Proving this is easy: Let $X$ and $Z$ be the two curves in $\Bbb R^3$. Assume $X$ and $Z$ intersect at a point $y$. Then, at most $\dim(T_y(X) + T_y(Z)) = 2$, where $T_x(X)$ and $T_z(Z)$ denotes the tangent space of $X$ at $x$ and $Z$ at $z$, respectively. Thus, they do not intersect transversally at a point of intersection $y$, because this would require $\dim(T_y(X) + T_y(Z)) = 3$.
I am looking for an example of transversal curves in $\Bbb R^3$ that do not intersect. Can someone help me out?
Let $Z$ be a submanifold of a manifold $Y$.
Definition: The smooth map $f:X \rightarrow Y$ where $X$ and $Y$ are smooth manifolds is said to be transversal to the submanifold $Z$ if $\operatorname{Image}(df_x) + T_y(Z) = T_y(Y)$ for each point $x$ in the preimage of $Z$.
Let $Y$ = $\mathbb{R}^3$. Let $Z$ be some curve in $\mathbb{R}^3$. Then, $T_z(Z) \cong \mathbb{R}$. Now I need to define the map $f$ so that $\operatorname{Image}(df_x) \cong \mathbb{R}^2$, but for any curve given by a map $f:\mathbb{R} \rightarrow \mathbb{R}^3$, $\operatorname{Image}(df_x) \cong \mathbb{R}^3$.

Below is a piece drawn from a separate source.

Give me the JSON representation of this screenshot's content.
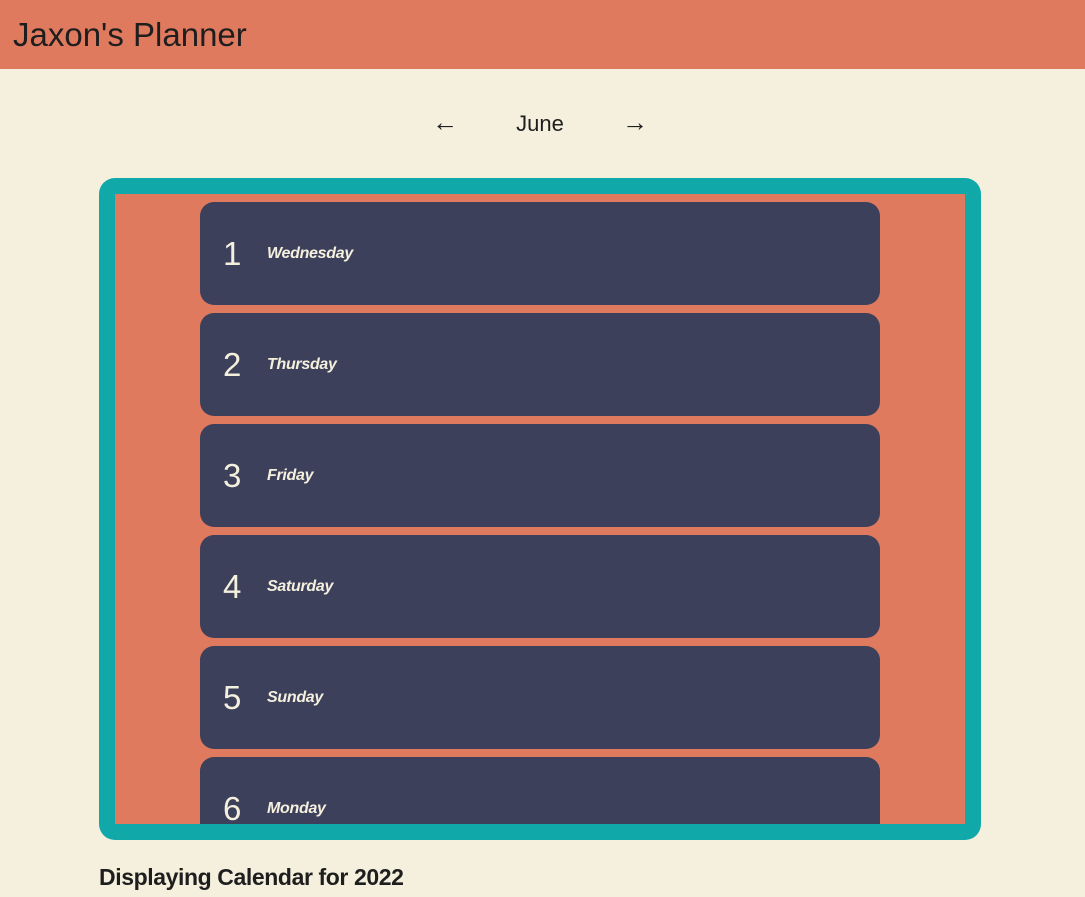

This is where I am stuck. Thanks
Any two nonintersecting curves are transversal. Given $f:X\to Y$ and $Z\subset Y$ such that the image of $f$ doesn't intersect $Z$, the preimage of $Z$ under $f$ is empty. Then the condition "$Image(df_x)+T_{f(x)}(Z) = T_{f(x)}Y$ for all $x\in f^{-1}(Z)$" is trivially satisfied, because $f^{-1}(Z)$ is empty.